To celebrate this 4th of July, EMSResponder.com would like to recognize our country's military emergency medical services providers. In the first installment of what we hope will become on ongoing feature, we are highlighting individual providers: hospital corpsmen Benjamin and Emily Nunez, a married couple serving in Kuwait. If you are a military EMS provider overseas, or the friend/family of one of these personnel and would like to send in your story and photo, please email Heather.Caspi@cygnusb2b.com.
HM3 Benjamin Nunez:
441st Ambulance Det, Camp Virginia, Kuwait
Home station: MCRD Parris Island, Beaufort SC
Hometown: Boulder Creek, CA
Daily Routine
- Wake up at 0600 and get ready for the day, shower, put on uniform, etc.
- Go to muster at 0730, make sure everyone is at work, and information is passed down at this time.
- Call my wife, and tell her I love her.
- Go to breakfast sometimes.
- Go inspect the ambulances, general overview, make sure there are no leaks, check fluid levels, tire pressure, make sure they start, all lights work. Also check all medical supplies in the back.
- Go back inside the office, do a crossword puzzle with coworkers. It seems silly, but for me and my friends it keeps our minds sharp, and it makes us feel like we are someway close to our respective homes.
- Clean the office, and other spaces, also this is the time we do any other work from our Army chain of command, taking inventory of supplies. This is also the time we help in the clinic if they need it, seeing patients, cleaning, and errands for our higher ups.
- Go to lunch with the guys on days I am on call, and then I call my wife afterwards. On days I'm not on call, I go to my room to see if my wife wants to get on webcam, if she doesn't I let her sleep, and I just listen to music until I have to go back to work.
- Return to work; check to see if there are anymore tasks that were decided on while at lunch. See if the clinic needs any help with patients again.
- Check to see if I have any mail, it always makes me smile.
- Clean the office at the end of the work day.
- Go to afternoon muster; see what news is to be passed from the day.
- On Mondays, Wednesdays, and Fridays, I go to the gym after work, and then I come home and wake my wife up, if she is still sleeping. If I don't go to the gym, I come home to relax and spend time with my wife.
- My wife works nights, so after work, we just talk to each other on the computer, with webcam, until she goes to work or I go to sleep. This is the best part of my day, over here she has been my rock, and she is what keeps me strong.

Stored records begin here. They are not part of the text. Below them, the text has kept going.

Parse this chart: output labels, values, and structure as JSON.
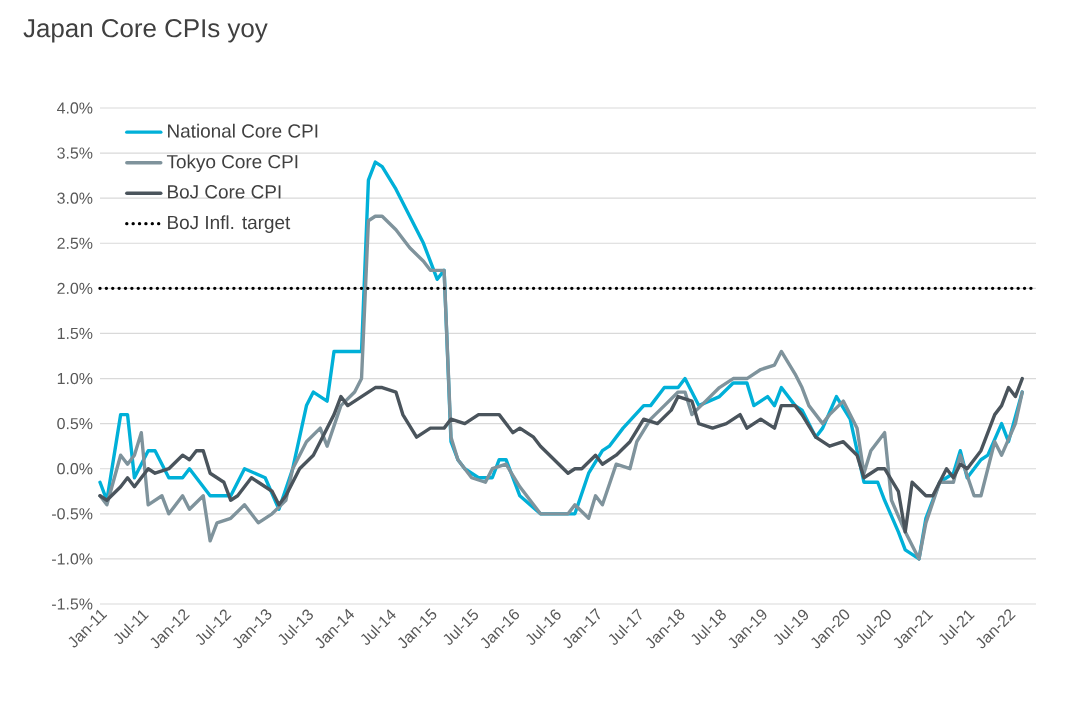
{
  "chart_data": {
    "type": "line",
    "title": "Japan Core CPIs yoy",
    "xlim": [
      "2011-01",
      "2022-05"
    ],
    "xticks": [
      {
        "value": "2011-01",
        "label": "Jan-11"
      },
      {
        "value": "2011-07",
        "label": "Jul-11"
      },
      {
        "value": "2012-01",
        "label": "Jan-12"
      },
      {
        "value": "2012-07",
        "label": "Jul-12"
      },
      {
        "value": "2013-01",
        "label": "Jan-13"
      },
      {
        "value": "2013-07",
        "label": "Jul-13"
      },
      {
        "value": "2014-01",
        "label": "Jan-14"
      },
      {
        "value": "2014-07",
        "label": "Jul-14"
      },
      {
        "value": "2015-01",
        "label": "Jan-15"
      },
      {
        "value": "2015-07",
        "label": "Jul-15"
      },
      {
        "value": "2016-01",
        "label": "Jan-16"
      },
      {
        "value": "2016-07",
        "label": "Jul-16"
      },
      {
        "value": "2017-01",
        "label": "Jan-17"
      },
      {
        "value": "2017-07",
        "label": "Jul-17"
      },
      {
        "value": "2018-01",
        "label": "Jan-18"
      },
      {
        "value": "2018-07",
        "label": "Jul-18"
      },
      {
        "value": "2019-01",
        "label": "Jan-19"
      },
      {
        "value": "2019-07",
        "label": "Jul-19"
      },
      {
        "value": "2020-01",
        "label": "Jan-20"
      },
      {
        "value": "2020-07",
        "label": "Jul-20"
      },
      {
        "value": "2021-01",
        "label": "Jan-21"
      },
      {
        "value": "2021-07",
        "label": "Jul-21"
      },
      {
        "value": "2022-01",
        "label": "Jan-22"
      }
    ],
    "ylim": [
      -1.5,
      4.0
    ],
    "yticks": [
      {
        "value": -1.5,
        "label": "-1.5%"
      },
      {
        "value": -1.0,
        "label": "-1.0%"
      },
      {
        "value": -0.5,
        "label": "-0.5%"
      },
      {
        "value": 0,
        "label": "0.0%"
      },
      {
        "value": 0.5,
        "label": "0.5%"
      },
      {
        "value": 1.0,
        "label": "1.0%"
      },
      {
        "value": 1.5,
        "label": "1.5%"
      },
      {
        "value": 2.0,
        "label": "2.0%"
      },
      {
        "value": 2.5,
        "label": "2.5%"
      },
      {
        "value": 3.0,
        "label": "3.0%"
      },
      {
        "value": 3.5,
        "label": "3.5%"
      },
      {
        "value": 4.0,
        "label": "4.0%"
      }
    ],
    "grid": "y",
    "legend": "top left",
    "marker": "none",
    "line_style": "solid",
    "ref_lines": [
      {
        "axis": "y",
        "value": 2.0,
        "label": "BoJ Infl. target",
        "color": "#000000",
        "line_style": "dotted"
      }
    ],
    "series": [
      {
        "name": "National Core CPI",
        "color": "#00b0d8",
        "x": [
          "2011-01",
          "2011-02",
          "2011-04",
          "2011-05",
          "2011-06",
          "2011-08",
          "2011-09",
          "2011-11",
          "2012-01",
          "2012-02",
          "2012-05",
          "2012-08",
          "2012-10",
          "2013-01",
          "2013-03",
          "2013-05",
          "2013-07",
          "2013-08",
          "2013-10",
          "2013-11",
          "2013-12",
          "2014-03",
          "2014-04",
          "2014-05",
          "2014-06",
          "2014-08",
          "2014-10",
          "2014-12",
          "2015-02",
          "2015-03",
          "2015-04",
          "2015-05",
          "2015-06",
          "2015-08",
          "2015-10",
          "2015-11",
          "2015-12",
          "2016-02",
          "2016-05",
          "2016-08",
          "2016-10",
          "2016-12",
          "2017-02",
          "2017-03",
          "2017-05",
          "2017-08",
          "2017-09",
          "2017-11",
          "2018-01",
          "2018-02",
          "2018-03",
          "2018-04",
          "2018-07",
          "2018-09",
          "2018-11",
          "2018-12",
          "2019-02",
          "2019-03",
          "2019-04",
          "2019-06",
          "2019-07",
          "2019-09",
          "2019-10",
          "2019-12",
          "2020-02",
          "2020-04",
          "2020-06",
          "2020-07",
          "2020-09",
          "2020-10",
          "2020-12",
          "2021-01",
          "2021-03",
          "2021-05",
          "2021-06",
          "2021-07",
          "2021-09",
          "2021-10",
          "2021-12",
          "2022-01",
          "2022-03"
        ],
        "values": [
          -0.15,
          -0.35,
          0.6,
          0.6,
          -0.1,
          0.2,
          0.2,
          -0.1,
          -0.1,
          0,
          -0.3,
          -0.3,
          0,
          -0.1,
          -0.45,
          0,
          0.7,
          0.85,
          0.75,
          1.3,
          1.3,
          1.3,
          3.2,
          3.4,
          3.35,
          3.1,
          2.8,
          2.5,
          2.1,
          2.2,
          0.3,
          0.1,
          0,
          -0.1,
          -0.1,
          0.1,
          0.1,
          -0.3,
          -0.5,
          -0.5,
          -0.5,
          -0.05,
          0.2,
          0.25,
          0.45,
          0.7,
          0.7,
          0.9,
          0.9,
          1.0,
          0.85,
          0.7,
          0.8,
          0.95,
          0.95,
          0.7,
          0.8,
          0.7,
          0.9,
          0.7,
          0.65,
          0.35,
          0.45,
          0.8,
          0.55,
          -0.15,
          -0.15,
          -0.35,
          -0.7,
          -0.9,
          -1.0,
          -0.55,
          -0.15,
          -0.05,
          0.2,
          -0.1,
          0.1,
          0.15,
          0.5,
          0.3,
          0.85
        ]
      },
      {
        "name": "Tokyo Core CPI",
        "color": "#7f939c",
        "x": [
          "2011-01",
          "2011-02",
          "2011-04",
          "2011-05",
          "2011-06",
          "2011-07",
          "2011-08",
          "2011-10",
          "2011-11",
          "2012-01",
          "2012-02",
          "2012-04",
          "2012-05",
          "2012-06",
          "2012-08",
          "2012-10",
          "2012-12",
          "2013-02",
          "2013-04",
          "2013-05",
          "2013-07",
          "2013-09",
          "2013-10",
          "2013-12",
          "2014-02",
          "2014-03",
          "2014-04",
          "2014-05",
          "2014-06",
          "2014-08",
          "2014-10",
          "2014-12",
          "2015-01",
          "2015-03",
          "2015-04",
          "2015-05",
          "2015-07",
          "2015-09",
          "2015-10",
          "2015-12",
          "2016-02",
          "2016-05",
          "2016-08",
          "2016-09",
          "2016-10",
          "2016-12",
          "2017-01",
          "2017-02",
          "2017-04",
          "2017-06",
          "2017-07",
          "2017-09",
          "2017-11",
          "2018-01",
          "2018-02",
          "2018-03",
          "2018-05",
          "2018-07",
          "2018-09",
          "2018-11",
          "2019-01",
          "2019-03",
          "2019-04",
          "2019-06",
          "2019-07",
          "2019-08",
          "2019-10",
          "2019-11",
          "2020-01",
          "2020-03",
          "2020-04",
          "2020-05",
          "2020-07",
          "2020-08",
          "2020-10",
          "2020-12",
          "2021-01",
          "2021-03",
          "2021-05",
          "2021-06",
          "2021-08",
          "2021-09",
          "2021-11",
          "2021-12",
          "2022-02",
          "2022-03"
        ],
        "values": [
          -0.3,
          -0.4,
          0.15,
          0.05,
          0.15,
          0.4,
          -0.4,
          -0.3,
          -0.5,
          -0.3,
          -0.45,
          -0.3,
          -0.8,
          -0.6,
          -0.55,
          -0.4,
          -0.6,
          -0.5,
          -0.35,
          0,
          0.3,
          0.45,
          0.25,
          0.7,
          0.85,
          1.0,
          2.75,
          2.8,
          2.8,
          2.65,
          2.45,
          2.3,
          2.2,
          2.2,
          0.35,
          0.1,
          -0.1,
          -0.15,
          0,
          0.05,
          -0.2,
          -0.5,
          -0.5,
          -0.5,
          -0.4,
          -0.55,
          -0.3,
          -0.4,
          0.05,
          0,
          0.3,
          0.55,
          0.7,
          0.85,
          0.85,
          0.6,
          0.75,
          0.9,
          1.0,
          1.0,
          1.1,
          1.15,
          1.3,
          1.05,
          0.9,
          0.7,
          0.5,
          0.6,
          0.75,
          0.45,
          -0.05,
          0.2,
          0.4,
          -0.35,
          -0.7,
          -1.0,
          -0.6,
          -0.15,
          -0.15,
          0.15,
          -0.3,
          -0.3,
          0.3,
          0.15,
          0.5,
          0.85
        ]
      },
      {
        "name": "BoJ Core CPI",
        "color": "#4a545c",
        "x": [
          "2011-01",
          "2011-02",
          "2011-04",
          "2011-05",
          "2011-06",
          "2011-08",
          "2011-09",
          "2011-11",
          "2012-01",
          "2012-02",
          "2012-03",
          "2012-04",
          "2012-05",
          "2012-07",
          "2012-08",
          "2012-09",
          "2012-11",
          "2012-12",
          "2013-02",
          "2013-03",
          "2013-04",
          "2013-06",
          "2013-08",
          "2013-09",
          "2013-11",
          "2013-12",
          "2014-01",
          "2014-03",
          "2014-05",
          "2014-06",
          "2014-08",
          "2014-09",
          "2014-11",
          "2015-01",
          "2015-03",
          "2015-04",
          "2015-06",
          "2015-08",
          "2015-09",
          "2015-11",
          "2016-01",
          "2016-02",
          "2016-04",
          "2016-05",
          "2016-07",
          "2016-09",
          "2016-10",
          "2016-11",
          "2017-01",
          "2017-02",
          "2017-04",
          "2017-06",
          "2017-08",
          "2017-10",
          "2017-12",
          "2018-01",
          "2018-03",
          "2018-04",
          "2018-06",
          "2018-08",
          "2018-10",
          "2018-11",
          "2019-01",
          "2019-03",
          "2019-04",
          "2019-06",
          "2019-07",
          "2019-09",
          "2019-11",
          "2020-01",
          "2020-03",
          "2020-04",
          "2020-06",
          "2020-07",
          "2020-09",
          "2020-10",
          "2020-11",
          "2021-01",
          "2021-02",
          "2021-04",
          "2021-05",
          "2021-06",
          "2021-07",
          "2021-09",
          "2021-11",
          "2021-12",
          "2022-01",
          "2022-02",
          "2022-03"
        ],
        "values": [
          -0.3,
          -0.35,
          -0.2,
          -0.1,
          -0.2,
          0,
          -0.05,
          0,
          0.15,
          0.1,
          0.2,
          0.2,
          -0.05,
          -0.15,
          -0.35,
          -0.3,
          -0.1,
          -0.15,
          -0.25,
          -0.4,
          -0.3,
          0,
          0.15,
          0.3,
          0.6,
          0.8,
          0.7,
          0.8,
          0.9,
          0.9,
          0.85,
          0.6,
          0.35,
          0.45,
          0.45,
          0.55,
          0.5,
          0.6,
          0.6,
          0.6,
          0.4,
          0.45,
          0.35,
          0.25,
          0.1,
          -0.05,
          0,
          0,
          0.15,
          0.05,
          0.15,
          0.3,
          0.55,
          0.5,
          0.65,
          0.8,
          0.75,
          0.5,
          0.45,
          0.5,
          0.6,
          0.45,
          0.55,
          0.45,
          0.7,
          0.7,
          0.6,
          0.35,
          0.25,
          0.3,
          0.15,
          -0.1,
          0,
          0,
          -0.25,
          -0.7,
          -0.15,
          -0.3,
          -0.3,
          0,
          -0.1,
          0.05,
          0,
          0.2,
          0.6,
          0.7,
          0.9,
          0.8,
          1.0
        ]
      }
    ]
  }
}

- Then I wake up and do it all over, counting one less day until my wife and I leave.
GETTING A CALL-----Can happen any time 24/7
There are 3 ways we can get a call for an on base run. We can get a call from MRO (Medical Regulating Office), telling us what happened and where to go. We can get a 911 call that rings on our phone or the phone in the clinic. Or we can hear the fire department being dispatched over the radio, in which case we weren't called, we just overheard. So the call is on base, we run to the ambulance and get to wherever we need to be... if the fire department is there, they will let us know if they need our help or not. If they do we have to wait for them to declare the scene safe, if it were a fire or something. We find out what we are dealing with, chest pain, dislocated knee, whatever, call back to the doctor on call at the TMC and let them know what they have coming in.